Zahra that Pell’s office will shortly begin collecting year-end statements from each of the roughly 140 departments that fall under its purview, and will put them into a consolidated report review by the Council for the Economy’s four-member audit committee.

That group is led by Canadian businessman John Kyle, and in addition to Zahra it includes Spanish economist Enrique Llano Cueto and Italian layman Francesco Vermiglio, a board member of Malta’s Central Bank.

The financial statement will also be reviewed by the Vatican’s external auditors, he said, which at the moment is the Italian branch of the Russell Bedford International firm.

Second, Zahra said the Vatican is still working on implementing International Public Sector Accounting Standards (known as “ipsas”), a project he said will likely take at least another two years to complete.

Doing so, he said will ensure that the Vatican discloses financial data using “a common language that can be understood universally, and not only by people who are experts in Vatican accounting procedures.”

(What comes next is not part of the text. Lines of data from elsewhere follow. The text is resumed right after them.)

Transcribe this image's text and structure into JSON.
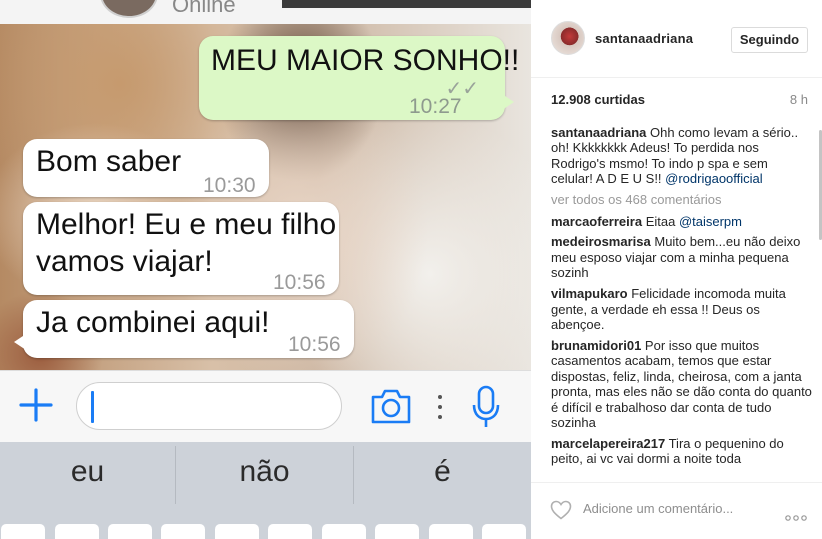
{
  "whatsapp": {
    "contact_status": "Online",
    "messages": [
      {
        "text": "MEU MAIOR SONHO!!",
        "time": "10:27",
        "direction": "outgoing",
        "ticks": "✓✓"
      },
      {
        "text": "Bom saber",
        "time": "10:30",
        "direction": "incoming"
      },
      {
        "text": "Melhor! Eu e meu filho vamos viajar!",
        "line1": "Melhor! Eu e meu filho",
        "line2": "vamos viajar!",
        "time": "10:56",
        "direction": "incoming"
      },
      {
        "text": "Ja combinei aqui!",
        "time": "10:56",
        "direction": "incoming"
      }
    ],
    "input": {
      "value": ""
    },
    "icons": {
      "add": "plus-icon",
      "camera": "camera-icon",
      "more": "vertical-dots-icon",
      "mic": "microphone-icon"
    },
    "suggestions": [
      "eu",
      "não",
      "é"
    ],
    "colors": {
      "outgoing_bubble": "#dcf8c6",
      "incoming_bubble": "#ffffff",
      "accent": "#1a7cf5"
    }
  },
  "instagram": {
    "username": "santanaadriana",
    "follow_label": "Seguindo",
    "likes": "12.908 curtidas",
    "post_age": "8 h",
    "caption": {
      "user": "santanaadriana",
      "text": "Ohh como levam a sério.. oh! Kkkkkkkk Adeus! To perdida nos Rodrigo's msmo! To indo p spa e sem celular! A D E U S!! ",
      "mention": "@rodrigaoofficial"
    },
    "view_all": "ver todos os 468 comentários",
    "comments": [
      {
        "user": "marcaoferreira",
        "text": "Eitaa ",
        "mention": "@taiserpm"
      },
      {
        "user": "medeirosmarisa",
        "text": "Muito bem...eu não deixo meu esposo viajar com a minha pequena sozinh"
      },
      {
        "user": "vilmapukaro",
        "text": "Felicidade incomoda muita gente, a verdade eh essa !! Deus os abençoe."
      },
      {
        "user": "brunamidori01",
        "text": "Por isso que muitos casamentos acabam, temos que estar dispostas, feliz, linda, cheirosa, com a janta pronta, mas eles não se dão conta do quanto é difícil e trabalhoso dar conta de tudo sozinha"
      },
      {
        "user": "marcelapereira217",
        "text": "Tira o pequenino do peito, ai vc vai dormi a noite toda"
      }
    ],
    "add_comment_placeholder": "Adicione um comentário...",
    "icons": {
      "like": "heart-icon",
      "more": "more-options-icon"
    },
    "colors": {
      "text": "#262626",
      "muted": "#999999",
      "mention": "#003569"
    }
  }
}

“We’re living in an open world, and people are questioning what’s going on and what’s happening in the Vatican,” he said. “You need a language that’s understood not only inside the walls, but also outside them.”

He also cautioned that bringing a fully-functioning system on line remains a work in progress.

“This is a journey, and we need to be patient,” Zahra said. “We’re talking about a 2,000-year-old institution, and it takes time.”

Yet Zahra said the final destination is clear.

“The idea is having an administration which is transparent, honest, and well-controlled, to ensure that more money is made available for the good intentions of the Holy Father and not less,” he said.

“The idea isn’t to adorn palaces, but to make sure resources go where they’re really needed.”